Data centers could consume 8 percent of U.S. energy by 2030, a dramatic increase from today’s 3 percent, spurred largely by power-hungry AI technologies.

According to a recent report by real-estate investment firm JLL, the past two years have seen an “insatiable demand” for data-center construction, with development increasing more than sevenfold over the past two years. This boom is driven by the strenuous energy demands of AI-based computing. A recent Goldman Sachs report calculated that a single ChatGPT query requires nearly 10 times as much electricity to process as a traditional Google search. The report also predicted that data centers could consume 8 percent of U.S. energy by 2030, a dramatic increase from today’s 3 percent, spurred largely by the expansion of power-hungry AI technologies. The push to integrate generative-AI tools into more aspects of our digital lives has already seen data centers quietly driving a significant spike in U.S. energy consumption, contributing to the first surge in national energy demand in nearly two decades.

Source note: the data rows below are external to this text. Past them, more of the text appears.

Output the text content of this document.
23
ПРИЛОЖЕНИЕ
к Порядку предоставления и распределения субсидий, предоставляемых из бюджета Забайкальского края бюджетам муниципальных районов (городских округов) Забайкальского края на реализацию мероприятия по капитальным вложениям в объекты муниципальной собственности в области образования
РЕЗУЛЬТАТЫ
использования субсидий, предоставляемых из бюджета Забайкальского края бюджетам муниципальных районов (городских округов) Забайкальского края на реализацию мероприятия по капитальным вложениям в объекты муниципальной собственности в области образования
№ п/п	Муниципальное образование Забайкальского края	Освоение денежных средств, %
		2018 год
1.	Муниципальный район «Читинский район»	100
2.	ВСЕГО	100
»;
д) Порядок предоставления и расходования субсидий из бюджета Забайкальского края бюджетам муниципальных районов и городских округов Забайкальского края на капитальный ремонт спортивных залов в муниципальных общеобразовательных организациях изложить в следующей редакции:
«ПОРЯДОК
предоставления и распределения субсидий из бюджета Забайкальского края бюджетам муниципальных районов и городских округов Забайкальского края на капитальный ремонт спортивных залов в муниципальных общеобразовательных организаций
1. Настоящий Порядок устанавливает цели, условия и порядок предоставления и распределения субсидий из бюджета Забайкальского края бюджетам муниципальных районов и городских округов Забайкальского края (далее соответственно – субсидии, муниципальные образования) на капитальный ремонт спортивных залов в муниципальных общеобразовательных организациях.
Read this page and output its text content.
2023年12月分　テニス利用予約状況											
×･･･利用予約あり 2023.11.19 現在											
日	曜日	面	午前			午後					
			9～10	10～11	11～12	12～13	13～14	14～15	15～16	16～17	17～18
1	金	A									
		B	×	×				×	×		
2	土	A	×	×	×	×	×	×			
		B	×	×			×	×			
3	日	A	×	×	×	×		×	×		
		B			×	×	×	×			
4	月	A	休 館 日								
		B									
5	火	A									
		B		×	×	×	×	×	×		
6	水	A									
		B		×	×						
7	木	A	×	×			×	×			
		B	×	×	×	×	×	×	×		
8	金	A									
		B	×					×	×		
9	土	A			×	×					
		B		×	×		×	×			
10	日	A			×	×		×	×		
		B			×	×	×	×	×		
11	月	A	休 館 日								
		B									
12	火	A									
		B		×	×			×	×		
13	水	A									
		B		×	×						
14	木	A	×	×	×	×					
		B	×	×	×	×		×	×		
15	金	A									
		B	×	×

An appetite for more robust energy sources and user proximity—as well as a newly available supply of downtown real estate in the post-Covid era—is already driving the once rural typology into the heart of urban centers. In downtown Los Angeles, for instance, developers recently completed One Wilshire, a disused midcentury office building transformed into one of the most powerful data centers on the West Coast, processing online traffic for multiple internet companies between Asia and the United States.

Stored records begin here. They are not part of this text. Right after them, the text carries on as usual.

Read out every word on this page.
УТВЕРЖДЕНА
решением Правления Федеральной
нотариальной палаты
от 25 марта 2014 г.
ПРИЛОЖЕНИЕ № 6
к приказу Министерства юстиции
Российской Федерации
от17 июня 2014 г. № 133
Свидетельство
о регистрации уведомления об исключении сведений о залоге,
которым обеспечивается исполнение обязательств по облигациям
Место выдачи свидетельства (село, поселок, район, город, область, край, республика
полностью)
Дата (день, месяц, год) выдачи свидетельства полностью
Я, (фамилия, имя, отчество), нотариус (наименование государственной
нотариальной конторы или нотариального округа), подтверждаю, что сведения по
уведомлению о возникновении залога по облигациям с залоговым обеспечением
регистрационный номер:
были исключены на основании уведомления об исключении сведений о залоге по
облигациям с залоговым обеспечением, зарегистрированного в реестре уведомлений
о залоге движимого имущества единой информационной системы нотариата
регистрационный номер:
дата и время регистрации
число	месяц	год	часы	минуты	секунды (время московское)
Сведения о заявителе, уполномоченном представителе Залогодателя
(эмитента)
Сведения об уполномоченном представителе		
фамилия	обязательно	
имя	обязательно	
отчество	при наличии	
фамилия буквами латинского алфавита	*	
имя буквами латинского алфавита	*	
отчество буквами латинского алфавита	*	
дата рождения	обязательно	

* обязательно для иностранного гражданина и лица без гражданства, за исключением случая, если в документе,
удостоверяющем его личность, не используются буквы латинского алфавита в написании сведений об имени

Such facilities promise a windfall in tax revenue, providing a powerful incentive for local officials to greenlight development. But the colossally scaled sites have profound impacts on their surrounding communities. Data centers divert large volumes of water to cool equipment—between 1 and 5 million gallons a day. This, coupled with strain on local electrical grids, can drive up a household’s utility bill by hundreds of dollars annually. Noise pollution is also a significant concern. A 2023 Business Insider article detailed the stress put on Loudoun County residents, who complained that a recently completed data center’s industrial cooling fans emitted a constant mechanical whir, comparing the sound to “a propeller” and a “loud drone hovering above, 24/7,” severely impacting quality of life for residents up to five miles from the site.

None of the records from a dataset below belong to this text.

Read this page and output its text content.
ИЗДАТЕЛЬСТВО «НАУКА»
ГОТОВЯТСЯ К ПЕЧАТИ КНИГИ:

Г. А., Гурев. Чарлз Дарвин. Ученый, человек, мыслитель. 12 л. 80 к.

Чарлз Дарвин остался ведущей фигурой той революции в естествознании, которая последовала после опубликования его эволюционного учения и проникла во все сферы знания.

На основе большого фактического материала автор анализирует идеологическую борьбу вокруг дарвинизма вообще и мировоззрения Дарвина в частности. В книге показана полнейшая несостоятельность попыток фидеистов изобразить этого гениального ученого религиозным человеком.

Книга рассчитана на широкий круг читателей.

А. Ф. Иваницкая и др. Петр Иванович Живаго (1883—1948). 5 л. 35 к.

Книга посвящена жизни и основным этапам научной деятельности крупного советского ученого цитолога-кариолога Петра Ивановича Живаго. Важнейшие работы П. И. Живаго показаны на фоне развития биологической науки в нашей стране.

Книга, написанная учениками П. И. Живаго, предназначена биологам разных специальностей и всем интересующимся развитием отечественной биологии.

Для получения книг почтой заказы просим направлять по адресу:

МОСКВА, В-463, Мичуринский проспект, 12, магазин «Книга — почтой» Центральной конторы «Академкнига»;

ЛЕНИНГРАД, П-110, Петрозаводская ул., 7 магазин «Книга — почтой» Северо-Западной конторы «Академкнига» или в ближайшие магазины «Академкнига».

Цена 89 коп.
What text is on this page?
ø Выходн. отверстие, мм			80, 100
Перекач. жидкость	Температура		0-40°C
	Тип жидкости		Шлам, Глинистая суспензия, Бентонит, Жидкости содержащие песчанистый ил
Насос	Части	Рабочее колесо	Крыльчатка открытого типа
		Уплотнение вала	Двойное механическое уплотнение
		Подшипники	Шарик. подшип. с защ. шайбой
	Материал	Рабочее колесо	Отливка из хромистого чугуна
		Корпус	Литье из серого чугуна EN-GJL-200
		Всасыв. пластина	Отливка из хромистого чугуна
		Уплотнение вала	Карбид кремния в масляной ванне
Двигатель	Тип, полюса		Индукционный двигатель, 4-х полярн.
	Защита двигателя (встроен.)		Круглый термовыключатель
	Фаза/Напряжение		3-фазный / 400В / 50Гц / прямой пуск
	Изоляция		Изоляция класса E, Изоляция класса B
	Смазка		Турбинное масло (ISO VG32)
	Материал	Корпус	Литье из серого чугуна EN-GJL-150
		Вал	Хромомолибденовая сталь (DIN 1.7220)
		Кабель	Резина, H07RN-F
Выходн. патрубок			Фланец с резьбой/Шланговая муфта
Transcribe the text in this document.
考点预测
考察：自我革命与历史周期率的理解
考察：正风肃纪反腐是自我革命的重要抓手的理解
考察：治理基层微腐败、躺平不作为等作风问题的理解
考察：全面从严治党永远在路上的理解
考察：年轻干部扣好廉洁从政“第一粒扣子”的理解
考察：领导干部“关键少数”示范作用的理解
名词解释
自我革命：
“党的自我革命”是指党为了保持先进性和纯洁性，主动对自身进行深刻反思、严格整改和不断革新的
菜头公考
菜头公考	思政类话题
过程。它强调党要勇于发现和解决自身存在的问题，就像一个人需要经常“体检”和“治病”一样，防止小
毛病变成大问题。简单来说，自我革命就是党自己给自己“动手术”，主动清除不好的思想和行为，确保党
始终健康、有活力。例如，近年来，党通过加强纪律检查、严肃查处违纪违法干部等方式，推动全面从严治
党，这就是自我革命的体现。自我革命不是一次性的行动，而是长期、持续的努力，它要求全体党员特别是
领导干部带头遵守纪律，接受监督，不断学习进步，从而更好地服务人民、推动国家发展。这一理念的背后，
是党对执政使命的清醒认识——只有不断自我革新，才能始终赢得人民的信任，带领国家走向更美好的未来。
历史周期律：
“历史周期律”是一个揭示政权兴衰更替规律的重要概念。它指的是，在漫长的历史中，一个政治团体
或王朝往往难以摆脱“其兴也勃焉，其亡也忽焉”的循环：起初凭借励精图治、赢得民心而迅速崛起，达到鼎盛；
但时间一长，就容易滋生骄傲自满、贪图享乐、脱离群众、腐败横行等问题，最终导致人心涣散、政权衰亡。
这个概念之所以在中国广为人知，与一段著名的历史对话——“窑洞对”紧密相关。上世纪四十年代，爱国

Companies leading the data-center construction boom reiterate their overall sustainability efforts and pledge to enhance energy efficiency in new facilities. But a recent analysis by The Guardian revealed a pattern of “creative accounting” by major tech companies that drastically downplayed their environmental impact. Using location-based data, the publication found that real emissions from data centers owned by Google, Microsoft, Apple, and Meta were more than seven times higher than officially reported.

Microsoft cofounder Bill Gates, a leading investor in both climate solutions and AI, has said the technology’s potential innovations and advancements will mitigate, and eventually offset, its environmental toll. This tired claim about the cost of progress has floated the industry through decades of increasing deregulation, subsidization, and unfettered expansion. But it’s getting harder to defend. The hyperconsumptive nature of AI has left tech companies struggling to obfuscate their environmental footprint, and its accompanying physical expansion is inviting greater public scrutiny, with some local communities pushing back against data-center development. In the past year, residents in towns like Peculiar, Missouri, and Chesterton, Indiana, have successfully opposed new construction, citing concerns about noise pollution, strain on local infrastructure, and environmental impacts already seen in places like Loudoun County.

It’s unlikely that such grassroots movements can threaten, or even slow down, the tech industry’s big plans for infrastructural expansion. But the increasing encroachment of data centers on daily life, and their heightened visibility in the built environment, may provoke a reconsideration of the foundational myth that drives technological progress at any cost.